I always like the name Minyanville because it sounds so soothing, and it makes me think of some peaceful, beautiful little town of my childhood dreams, where everything is always nice and everybody is happy, where wishes come true for good little boys, and there are no angry fathers literally throwing you out of his stupid house and yelling after you, “And stay away from my daughter, you worthless piece of teenaged hoodlum trash!”
Of course, life wasn’t like that back then, and it is apparently not like that in Minyanville.com, either, as it is there that I ran across Dan Cofall of NorAm Capital Holdings, Inc, and also the host of the radio show “The Wall Street Shuffle”, who is, perhaps without realizing it, summing up my horror of the gigantic increases in the money supply by the horrid Federal Reserve announcing a six month-long $600 billion creation of new money, and thus I fearlessly forecast them to create at least $1.2 trillion in the whole year!
The GDP, the total of all the goods and services produced in the Whole Freaking Country (WFC), is only $14 trillion, and yet here are these Federal Reserve weenies printing up a massive, monstrous $1.2 trillion in new money! This is an unbelievable 9% of GDP, for crying out loud!
And that’s just the amount This Freaking Year (TFY)! This doesn’t include even more money next year! And more the year after that! And more the year after that, on and on, more and more until, as Ludwig von Mises of the Austrian school of economics so famously said, the economy cracks up.
And now, thanks to Mr. Cofall, we know that it is worse than the astounding $1.2 trillion, as, “The Fed granted $9 trillion (that’s right, trillion) dollars of loans to countries, central banks, companies, and banks in the fall of 2008,” which leads to the terrifying fact that the money supply has taken a big boost, as he notes when he says, “This $9 trillion did not exist the day before the loans were made.”
If you remember that changes in price always equilibrate supply and demand, this is $9 trillion of new demand, which becomes significant when followed up by the obvious fact that supply did not increase, as, as he says, “The world did not create $9 trillion of goods and services in one day.”
Ergo, demand swamping supply means that prices must go up to clear the market!
Of course, Junior Mogambo Rangers (JMRs) look at the gigantic increase in the amount of money used to buy things, compared to the static sameness of the amount of things that can be bought, and come to the only possible conclusion, namely, “Forget that formation of Klingon battle-cruisers passing Saturn on their way here! We’re freaking doomed to die of inflation in prices! Buy gold, silver and oil, and lots of arms and armaments against the coming horde of desperate, angry people who do not want to die of exposure and starvation because of high prices that keep going higher and higher, and they want to kill you and steal all your stuff!
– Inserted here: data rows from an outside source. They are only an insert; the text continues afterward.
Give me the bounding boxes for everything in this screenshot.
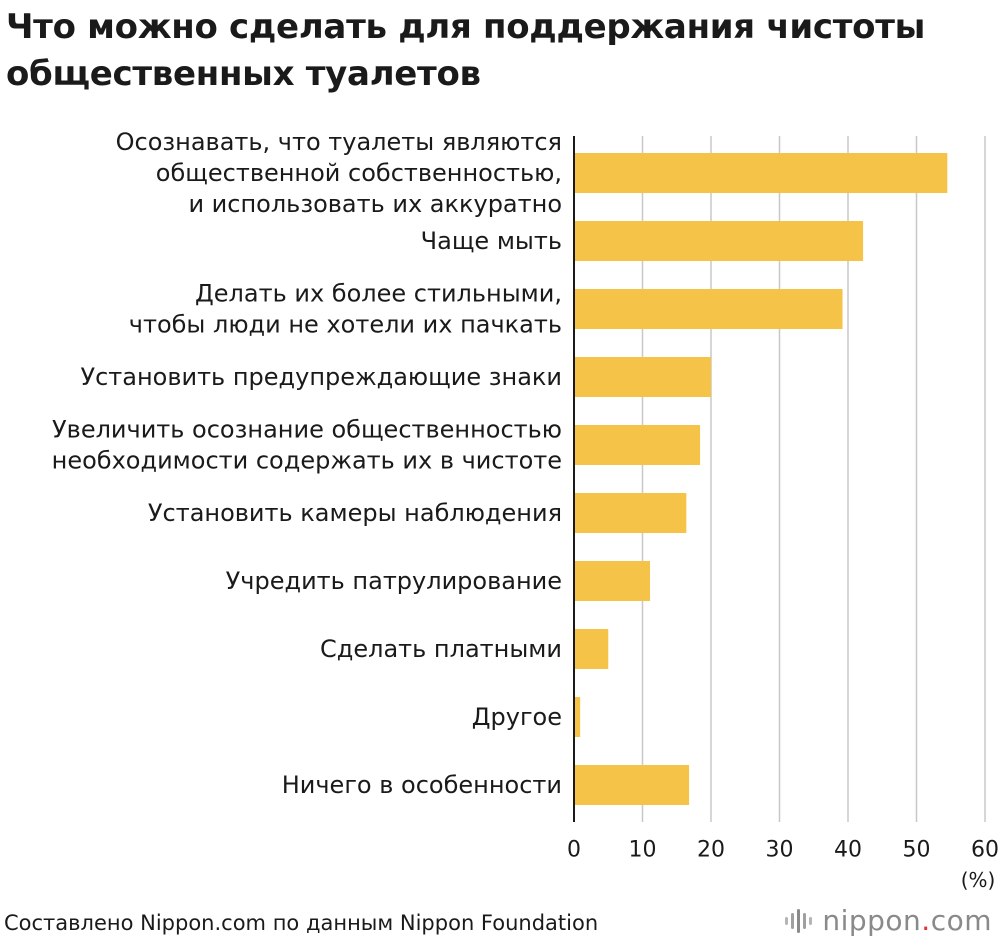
category-label: Установить камеры наблюдения bbox=[148, 499, 562, 527]
chart-title: Что можно сделать для поддержания чистот… bbox=[6, 4, 986, 98]
category-label: Ничего в особенности bbox=[282, 771, 562, 799]
bar bbox=[574, 629, 609, 669]
category-label: Чаще мыть bbox=[421, 227, 562, 255]
bar bbox=[574, 493, 687, 533]
bar bbox=[574, 357, 711, 397]
chart-title-line-2: общественных туалетов bbox=[6, 54, 481, 94]
bar bbox=[574, 425, 701, 465]
category-label: Увеличить осознание общественностью bbox=[52, 416, 562, 444]
x-tick-label: 40 bbox=[834, 838, 862, 863]
x-tick-label: 30 bbox=[766, 838, 794, 863]
source-note: Составлено Nippon.com по данным Nippon F… bbox=[4, 911, 599, 935]
bar bbox=[574, 221, 864, 261]
bar-chart: Осознавать, что туалеты являются обществе… bbox=[52, 128, 999, 892]
x-tick-label: 60 bbox=[971, 838, 999, 863]
category-label: Учредить патрулирование bbox=[226, 567, 562, 595]
x-tick-label: 0 bbox=[567, 838, 581, 863]
category-label: Сделать платными bbox=[320, 635, 562, 663]
category-label: Осознавать, что туалеты являются bbox=[116, 128, 562, 156]
x-unit-label: (%) bbox=[961, 868, 996, 892]
category-label: и использовать их аккуратно bbox=[188, 190, 562, 218]
brand-logo: nippon.com bbox=[784, 906, 992, 936]
brand-name-dot: . bbox=[921, 904, 931, 937]
brand-name-main: nippon bbox=[822, 904, 922, 937]
category-label: общественной собственностью, bbox=[156, 159, 562, 187]
bar bbox=[574, 561, 651, 601]
category-label: Другое bbox=[472, 703, 562, 731]
brand-name-suffix: com bbox=[930, 904, 992, 937]
category-label: чтобы люди не хотели их пачкать bbox=[129, 311, 562, 339]
x-tick-label: 50 bbox=[903, 838, 931, 863]
bar bbox=[574, 289, 843, 329]
brand-name: nippon.com bbox=[822, 906, 992, 936]
bar bbox=[574, 153, 948, 193]
nippon-mark-icon bbox=[785, 909, 813, 933]
category-label: необходимости содержать их в чистоте bbox=[52, 447, 562, 475]
chart-title-line-1: Что можно сделать для поддержания чистот… bbox=[6, 7, 926, 47]
x-tick-label: 10 bbox=[629, 838, 657, 863]
x-tick-label: 20 bbox=[697, 838, 725, 863]
bar bbox=[574, 765, 690, 805]
category-label: Установить предупреждающие знаки bbox=[80, 363, 562, 391]
category-label: Делать их более стильными, bbox=[195, 280, 562, 308]
bar bbox=[574, 697, 581, 737]
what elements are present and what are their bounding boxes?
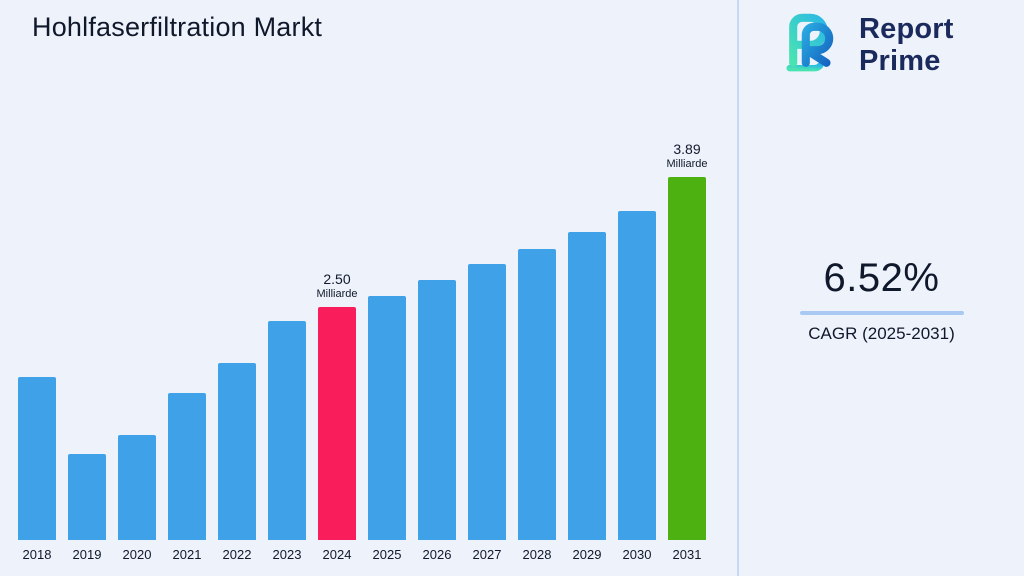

And if not them, then the government wants to kill you and steal your stuff! Or the Klingons!”
The problem boils down to, as he succinctly puts it, that we “have long since passed the point of the world’s debts exceeding our assets,” and that, even worse, “Our debts far exceed our ability to repay those debts or, often, even service the debts.”
I figure that this “drowning in debt” scenario explains why people are not borrowing more money to buy more things to go farther in debt, and it is this lack of sales that explains why businesses are not going farther into debt to invest and expand to create more things for people to buy by going farther into debt, and why businesses are not hiring new workers, which explains why unemployment is so high, which explains why workers are being fired, and which explains why I will probably be “let go” in the next round of “restructuring” as people much less incompetent than I am have been fired already.
Unfortunately, the Excellent Mogambo Investment Plan (EMIP) dictates that I buy gold, silver and oil when the government is acting so bizarrely, and whether I have a job or not, which may make a mockery of the EMIP slogan, “Whee! This investing stuff is easy!”